Room temperature gas nanosensors based on individual and multiple networked Au-modified ZnO nanowires

[Display omitted] •The individual and multiple networked Au/ZnO nanowires were integrated into nanosensor devices.•The influences of the nanowire diameter and water vapors on the gas sensing properties were investigated.•The gas response of an individual Au/ZnO nanowire demonstrated immunity to water vapors.•The higher gas response (Igas/Iair ˜ 40) for multiple nanowires compared to individual Au/ZnO nanowire (˜ 7.5) was observed.•The detection mechanism was proposed, illustrated and discussed in detail. In this work, we investigated performances of individual and multiple networked Au nanoparticles (NPs)-functionalized ZnO nanowires (NWs) integrated into nanosensor devices using dual beam focused ion beam/scanning electron microscopy (FIB/SEM) and tested them as gas sensors at room temperature.
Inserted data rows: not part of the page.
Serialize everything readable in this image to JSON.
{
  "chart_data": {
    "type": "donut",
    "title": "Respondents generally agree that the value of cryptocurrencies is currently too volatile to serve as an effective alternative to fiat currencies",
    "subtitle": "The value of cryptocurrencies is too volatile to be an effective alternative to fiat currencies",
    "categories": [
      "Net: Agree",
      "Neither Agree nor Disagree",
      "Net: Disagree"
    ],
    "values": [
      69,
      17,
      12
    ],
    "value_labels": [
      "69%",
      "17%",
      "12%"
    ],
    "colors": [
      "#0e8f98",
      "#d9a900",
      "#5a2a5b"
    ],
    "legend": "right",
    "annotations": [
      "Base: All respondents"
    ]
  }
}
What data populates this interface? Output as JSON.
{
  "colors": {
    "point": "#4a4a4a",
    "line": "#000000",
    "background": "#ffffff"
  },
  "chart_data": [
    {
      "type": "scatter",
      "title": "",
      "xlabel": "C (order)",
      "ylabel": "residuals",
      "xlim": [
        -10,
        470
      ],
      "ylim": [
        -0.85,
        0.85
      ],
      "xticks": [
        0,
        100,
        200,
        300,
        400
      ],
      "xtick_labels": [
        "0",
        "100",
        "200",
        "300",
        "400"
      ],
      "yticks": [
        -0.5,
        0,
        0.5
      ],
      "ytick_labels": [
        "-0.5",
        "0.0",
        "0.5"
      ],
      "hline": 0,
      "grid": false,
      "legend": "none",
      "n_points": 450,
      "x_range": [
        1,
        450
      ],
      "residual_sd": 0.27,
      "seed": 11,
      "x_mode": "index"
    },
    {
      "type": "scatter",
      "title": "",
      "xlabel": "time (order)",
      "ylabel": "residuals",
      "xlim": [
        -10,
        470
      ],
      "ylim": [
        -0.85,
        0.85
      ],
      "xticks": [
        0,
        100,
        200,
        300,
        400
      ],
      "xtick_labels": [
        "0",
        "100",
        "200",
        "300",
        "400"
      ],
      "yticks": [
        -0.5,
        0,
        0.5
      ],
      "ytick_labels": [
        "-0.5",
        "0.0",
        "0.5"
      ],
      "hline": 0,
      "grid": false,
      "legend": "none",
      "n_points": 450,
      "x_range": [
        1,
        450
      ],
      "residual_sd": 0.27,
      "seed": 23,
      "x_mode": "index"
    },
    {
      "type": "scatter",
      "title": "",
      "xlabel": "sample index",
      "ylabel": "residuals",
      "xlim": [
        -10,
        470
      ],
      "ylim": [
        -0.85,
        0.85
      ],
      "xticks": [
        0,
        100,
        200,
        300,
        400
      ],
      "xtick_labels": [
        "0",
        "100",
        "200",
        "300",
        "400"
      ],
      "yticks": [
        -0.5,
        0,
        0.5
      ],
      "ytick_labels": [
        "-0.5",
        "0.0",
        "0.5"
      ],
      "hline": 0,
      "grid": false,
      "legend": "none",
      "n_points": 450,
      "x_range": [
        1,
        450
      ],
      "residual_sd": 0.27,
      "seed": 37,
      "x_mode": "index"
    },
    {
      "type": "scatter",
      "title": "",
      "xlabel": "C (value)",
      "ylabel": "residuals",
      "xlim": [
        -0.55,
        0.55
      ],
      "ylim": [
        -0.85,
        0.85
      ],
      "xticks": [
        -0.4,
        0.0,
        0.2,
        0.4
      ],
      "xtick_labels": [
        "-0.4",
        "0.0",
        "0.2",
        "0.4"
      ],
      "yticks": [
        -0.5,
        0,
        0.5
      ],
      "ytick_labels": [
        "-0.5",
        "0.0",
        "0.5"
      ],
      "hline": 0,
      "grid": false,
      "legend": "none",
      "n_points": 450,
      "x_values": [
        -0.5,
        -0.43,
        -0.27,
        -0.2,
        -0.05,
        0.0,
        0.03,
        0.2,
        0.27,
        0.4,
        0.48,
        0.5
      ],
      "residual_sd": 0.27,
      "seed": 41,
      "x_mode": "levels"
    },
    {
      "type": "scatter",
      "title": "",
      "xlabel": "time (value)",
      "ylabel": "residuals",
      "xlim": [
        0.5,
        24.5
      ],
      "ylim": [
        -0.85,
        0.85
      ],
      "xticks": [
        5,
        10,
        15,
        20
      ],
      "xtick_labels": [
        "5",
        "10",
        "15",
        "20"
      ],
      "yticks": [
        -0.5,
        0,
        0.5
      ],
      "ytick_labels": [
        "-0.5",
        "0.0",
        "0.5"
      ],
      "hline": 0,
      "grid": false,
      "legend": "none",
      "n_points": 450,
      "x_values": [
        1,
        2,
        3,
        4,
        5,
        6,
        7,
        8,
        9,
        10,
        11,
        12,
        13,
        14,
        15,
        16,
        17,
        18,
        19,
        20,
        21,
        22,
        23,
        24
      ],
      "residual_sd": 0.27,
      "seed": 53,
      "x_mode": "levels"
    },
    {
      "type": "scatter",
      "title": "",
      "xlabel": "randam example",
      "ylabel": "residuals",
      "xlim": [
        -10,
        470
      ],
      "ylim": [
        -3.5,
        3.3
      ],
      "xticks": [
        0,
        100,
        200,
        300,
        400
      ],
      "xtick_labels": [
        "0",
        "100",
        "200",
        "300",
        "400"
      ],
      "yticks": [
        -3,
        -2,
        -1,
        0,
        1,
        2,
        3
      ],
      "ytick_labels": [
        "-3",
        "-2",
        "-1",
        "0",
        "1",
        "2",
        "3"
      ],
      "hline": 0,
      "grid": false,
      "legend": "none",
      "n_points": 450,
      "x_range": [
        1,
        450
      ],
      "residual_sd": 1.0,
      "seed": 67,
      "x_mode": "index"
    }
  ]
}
Such important parameters as diameter and relative humidity (RH) on the gas sensing properties were investigated in detail. The presented results demonstrate that thin Au/ZnO NWs (radius of 60 nm) have a gas response of Igas/Iair of about 7.5–100 ppm of H2 gas which is higher compared to Igas/Iair of about 1.2 for NWs with a radius of 140 nm. They have a low dependence of electrical parameters on water vapors presence in environment, which is very important for practical and real time applications in ambient atmosphere. Also, the devices based on multiple networked Au/ZnO NWs demonstrated a higher gas response of Igas/Iair about 40 and a lower theoretical detection limit below 1 ppm compared to devices based on an individual NW due to the presence of multiple potential barriers between the NWs. The corresponding gas sensing mechanisms are tentatively proposed. The proposed concept and models of nanosensors are essential for further understanding the role of noble metal nanoclusters on semiconducting oxide nanowires and contribute for a design of new room-temperature gas sensors.